Diese Lichtempfindlichkeit des Guajac las Niépce in der chemischen Literatur und versuchte auch Lichtbilder auf Papier damit herzustellen; jedoch ergaben sich keine brauchbaren Resultate, und die Versuche, solche Bilder mit Alkohol zu fixieren, waren erfolglos. Trotz dieses Misserfolges ließ sich Niépce von seinen Versuchen mit lichtempfindlichen Harzen nicht abschrecken und wendete sich zunächst von den Silbersalzen ab; er entdeckte die besondere Lichtempfindlichkeit des Asphaltes, und diese sollte ihn zur Erfindung des heliographischen Ätzprozesses, zur Herstellung von Glasbildern und auf einem langwierigen Umwege zur Herstellung von Photographien in der Camera obscura führen.

Im Jahre 1816 stellte Niépce die ersten gelungenen Photographien und Metallätzungen auf Metallplatten im Kopierverfahren nach Kupferstichen her, und so wurde er vor 106 Jahren der Erfinder des ersten heliographischen Ätzprozesses. Er begnügte sich aber nicht damit, sondern erstrebte Photographien auf Glas und erreichte dieses Ziel vor 100 Jahren. Aus einem Briefe vom 12. Juli 1822 von Nicéphore Niépce an seinen Bruder Claude erfahren wir, dass der erstere ein Porträt Pius' VII. (einen Kupferstich) auf Glas kopiert habe, welches die Bewunderung aller erregte, welche dieses Lichtbild sahen. Der General Poncet du Maupas, ein Vetter der Gebrüder Niépce, sah das Glasbild und erbat es sich von Nicéphore Niépce. Er nahm es auf seinen Reisen mit, und als eines Tages ein Bewunderer dieser Arbeit die Glasplatte zufällig aus der Hand fallen ließ, zerbrach sie, und so ging diese älteste Photographie von Nicéphore Niépce, welche in fremde Hände gelangte, verloren.

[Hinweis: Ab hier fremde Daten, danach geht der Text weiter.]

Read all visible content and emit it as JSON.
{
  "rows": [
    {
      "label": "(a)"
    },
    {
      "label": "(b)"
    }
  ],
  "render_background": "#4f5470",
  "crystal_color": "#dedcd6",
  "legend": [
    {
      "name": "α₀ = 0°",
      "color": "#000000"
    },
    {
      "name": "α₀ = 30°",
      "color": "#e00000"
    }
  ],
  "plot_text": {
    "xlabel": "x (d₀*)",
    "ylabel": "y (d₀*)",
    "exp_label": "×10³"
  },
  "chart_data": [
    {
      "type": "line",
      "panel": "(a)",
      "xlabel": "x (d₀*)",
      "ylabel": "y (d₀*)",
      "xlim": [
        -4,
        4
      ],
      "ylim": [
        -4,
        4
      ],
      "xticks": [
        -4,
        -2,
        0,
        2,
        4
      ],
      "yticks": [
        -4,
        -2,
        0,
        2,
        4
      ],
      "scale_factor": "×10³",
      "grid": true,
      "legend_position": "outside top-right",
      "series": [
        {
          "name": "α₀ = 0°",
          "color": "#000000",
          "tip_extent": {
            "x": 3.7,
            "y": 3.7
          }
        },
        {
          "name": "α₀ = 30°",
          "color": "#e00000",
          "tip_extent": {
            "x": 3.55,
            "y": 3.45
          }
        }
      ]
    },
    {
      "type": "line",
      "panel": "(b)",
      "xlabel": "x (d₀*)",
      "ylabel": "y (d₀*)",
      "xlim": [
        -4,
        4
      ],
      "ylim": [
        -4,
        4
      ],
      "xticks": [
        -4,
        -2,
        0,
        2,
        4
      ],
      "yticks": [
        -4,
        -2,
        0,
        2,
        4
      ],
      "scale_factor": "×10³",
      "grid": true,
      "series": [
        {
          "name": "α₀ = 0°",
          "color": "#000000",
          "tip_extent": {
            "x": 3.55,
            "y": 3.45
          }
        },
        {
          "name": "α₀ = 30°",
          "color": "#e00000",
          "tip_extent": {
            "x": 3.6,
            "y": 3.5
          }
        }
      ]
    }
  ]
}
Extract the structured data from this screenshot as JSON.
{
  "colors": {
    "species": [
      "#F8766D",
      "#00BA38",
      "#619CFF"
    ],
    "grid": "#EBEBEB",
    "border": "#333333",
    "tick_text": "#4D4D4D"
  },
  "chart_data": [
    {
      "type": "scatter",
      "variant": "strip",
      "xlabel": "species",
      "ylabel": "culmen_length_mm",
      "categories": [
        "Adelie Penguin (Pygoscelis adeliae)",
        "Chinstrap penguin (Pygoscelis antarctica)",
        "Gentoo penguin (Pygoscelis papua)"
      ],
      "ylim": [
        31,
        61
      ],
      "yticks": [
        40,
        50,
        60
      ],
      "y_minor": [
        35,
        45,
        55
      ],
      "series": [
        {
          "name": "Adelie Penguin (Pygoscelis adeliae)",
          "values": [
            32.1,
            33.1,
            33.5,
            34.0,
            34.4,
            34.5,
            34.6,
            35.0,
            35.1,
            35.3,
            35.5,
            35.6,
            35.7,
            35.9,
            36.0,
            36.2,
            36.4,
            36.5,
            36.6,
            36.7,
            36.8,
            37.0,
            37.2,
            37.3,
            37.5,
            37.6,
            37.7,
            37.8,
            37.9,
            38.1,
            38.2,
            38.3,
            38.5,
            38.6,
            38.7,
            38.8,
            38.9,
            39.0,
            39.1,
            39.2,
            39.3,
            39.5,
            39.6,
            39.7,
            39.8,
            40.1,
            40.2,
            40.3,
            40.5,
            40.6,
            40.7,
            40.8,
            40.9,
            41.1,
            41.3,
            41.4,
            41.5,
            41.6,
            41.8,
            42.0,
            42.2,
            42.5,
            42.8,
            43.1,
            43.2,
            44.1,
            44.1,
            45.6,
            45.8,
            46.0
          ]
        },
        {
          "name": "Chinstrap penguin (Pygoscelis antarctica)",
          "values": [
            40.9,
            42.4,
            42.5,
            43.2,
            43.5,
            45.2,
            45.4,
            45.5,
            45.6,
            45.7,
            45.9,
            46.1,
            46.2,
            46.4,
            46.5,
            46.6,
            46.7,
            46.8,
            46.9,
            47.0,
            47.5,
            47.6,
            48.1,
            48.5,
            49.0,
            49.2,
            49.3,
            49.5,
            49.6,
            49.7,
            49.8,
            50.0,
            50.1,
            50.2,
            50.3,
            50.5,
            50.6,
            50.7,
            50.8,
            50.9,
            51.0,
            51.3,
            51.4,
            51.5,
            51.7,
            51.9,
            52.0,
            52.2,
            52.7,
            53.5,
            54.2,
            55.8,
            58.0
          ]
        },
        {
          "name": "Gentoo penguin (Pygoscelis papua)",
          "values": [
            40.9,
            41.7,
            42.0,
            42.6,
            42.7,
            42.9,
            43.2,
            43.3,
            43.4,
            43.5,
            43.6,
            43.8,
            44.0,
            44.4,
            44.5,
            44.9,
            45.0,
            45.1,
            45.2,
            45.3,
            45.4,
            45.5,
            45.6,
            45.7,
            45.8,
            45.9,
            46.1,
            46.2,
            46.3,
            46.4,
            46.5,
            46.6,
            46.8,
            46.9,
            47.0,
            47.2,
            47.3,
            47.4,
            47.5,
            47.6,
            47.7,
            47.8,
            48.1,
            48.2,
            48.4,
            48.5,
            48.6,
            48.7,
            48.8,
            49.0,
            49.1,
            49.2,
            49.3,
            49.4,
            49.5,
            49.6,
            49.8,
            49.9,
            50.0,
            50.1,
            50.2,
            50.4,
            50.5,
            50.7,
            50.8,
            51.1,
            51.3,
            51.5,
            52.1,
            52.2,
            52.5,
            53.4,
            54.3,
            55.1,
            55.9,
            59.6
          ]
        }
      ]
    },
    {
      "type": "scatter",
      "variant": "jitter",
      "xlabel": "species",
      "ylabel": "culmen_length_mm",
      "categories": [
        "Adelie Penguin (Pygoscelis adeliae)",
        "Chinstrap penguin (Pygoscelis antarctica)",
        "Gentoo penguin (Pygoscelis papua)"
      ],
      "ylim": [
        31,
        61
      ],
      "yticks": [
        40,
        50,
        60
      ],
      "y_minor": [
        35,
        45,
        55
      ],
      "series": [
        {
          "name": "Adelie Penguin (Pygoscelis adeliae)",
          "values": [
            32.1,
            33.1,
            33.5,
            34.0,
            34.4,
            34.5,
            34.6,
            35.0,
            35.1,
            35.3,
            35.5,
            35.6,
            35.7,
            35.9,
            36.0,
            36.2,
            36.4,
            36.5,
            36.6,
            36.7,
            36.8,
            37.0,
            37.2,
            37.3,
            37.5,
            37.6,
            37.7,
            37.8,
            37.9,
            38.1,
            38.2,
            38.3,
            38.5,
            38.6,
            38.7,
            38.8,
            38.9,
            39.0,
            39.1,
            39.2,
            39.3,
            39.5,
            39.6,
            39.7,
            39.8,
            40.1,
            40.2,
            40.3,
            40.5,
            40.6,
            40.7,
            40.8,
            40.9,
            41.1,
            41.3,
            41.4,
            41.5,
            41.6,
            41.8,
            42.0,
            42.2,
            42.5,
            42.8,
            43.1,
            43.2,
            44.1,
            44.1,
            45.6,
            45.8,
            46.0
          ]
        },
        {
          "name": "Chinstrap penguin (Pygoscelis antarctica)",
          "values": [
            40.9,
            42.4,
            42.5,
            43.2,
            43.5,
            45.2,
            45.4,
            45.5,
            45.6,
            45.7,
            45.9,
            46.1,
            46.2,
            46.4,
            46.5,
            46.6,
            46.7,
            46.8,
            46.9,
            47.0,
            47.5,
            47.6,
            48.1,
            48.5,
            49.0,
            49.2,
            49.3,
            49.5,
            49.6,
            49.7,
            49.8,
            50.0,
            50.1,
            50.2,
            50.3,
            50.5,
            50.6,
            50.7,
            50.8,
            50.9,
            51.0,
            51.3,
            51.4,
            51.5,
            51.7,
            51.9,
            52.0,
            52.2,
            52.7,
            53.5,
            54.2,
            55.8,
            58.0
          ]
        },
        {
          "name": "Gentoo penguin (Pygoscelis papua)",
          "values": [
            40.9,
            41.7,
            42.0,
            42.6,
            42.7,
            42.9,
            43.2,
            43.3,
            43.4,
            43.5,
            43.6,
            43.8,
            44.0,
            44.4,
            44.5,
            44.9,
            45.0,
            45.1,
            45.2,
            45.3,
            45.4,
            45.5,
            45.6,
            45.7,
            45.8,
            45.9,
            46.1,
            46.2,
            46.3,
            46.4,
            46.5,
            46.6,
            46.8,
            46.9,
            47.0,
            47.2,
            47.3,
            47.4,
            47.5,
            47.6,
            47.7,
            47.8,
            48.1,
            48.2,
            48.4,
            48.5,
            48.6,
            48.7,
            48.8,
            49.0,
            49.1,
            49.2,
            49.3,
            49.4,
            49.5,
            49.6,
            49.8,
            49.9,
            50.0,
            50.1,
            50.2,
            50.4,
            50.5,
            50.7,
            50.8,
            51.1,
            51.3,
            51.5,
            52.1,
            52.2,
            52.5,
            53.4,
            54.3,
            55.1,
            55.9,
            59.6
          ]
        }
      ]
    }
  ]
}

Erst viel später (1824) gelang es Niépce, die Umrisse einer Photographie einer Ansicht in der Camera obscura zu erhalten. Er arbeitete damals schon mit Asphaltschichten auf metallischen Silberplatten, wobei allerdings das weiße Silbermetall nur als helle Unterlage für das dunkle Asphaltbild diente. Erst im Zusammenwirken mit Daguerre wurde später die Photographie auf jodierten Silberplatten in der Camera erfunden und die Rückkehr zu den Silbersalzen vollzogen. Aber der Weg zur Erfindung der Daguerreotypie führte über die Niépcesche Erfindung der Photographie mit Asphalt. Und so haben wir einen begründeten Anlass, der erwähnten wichtigen Epoche in der Entwicklungsgeschichte der Photographie vor 100 Jahren zu gedenken, welche mit dem Namen Nicéphore Niépces untrennbar verbunden ist.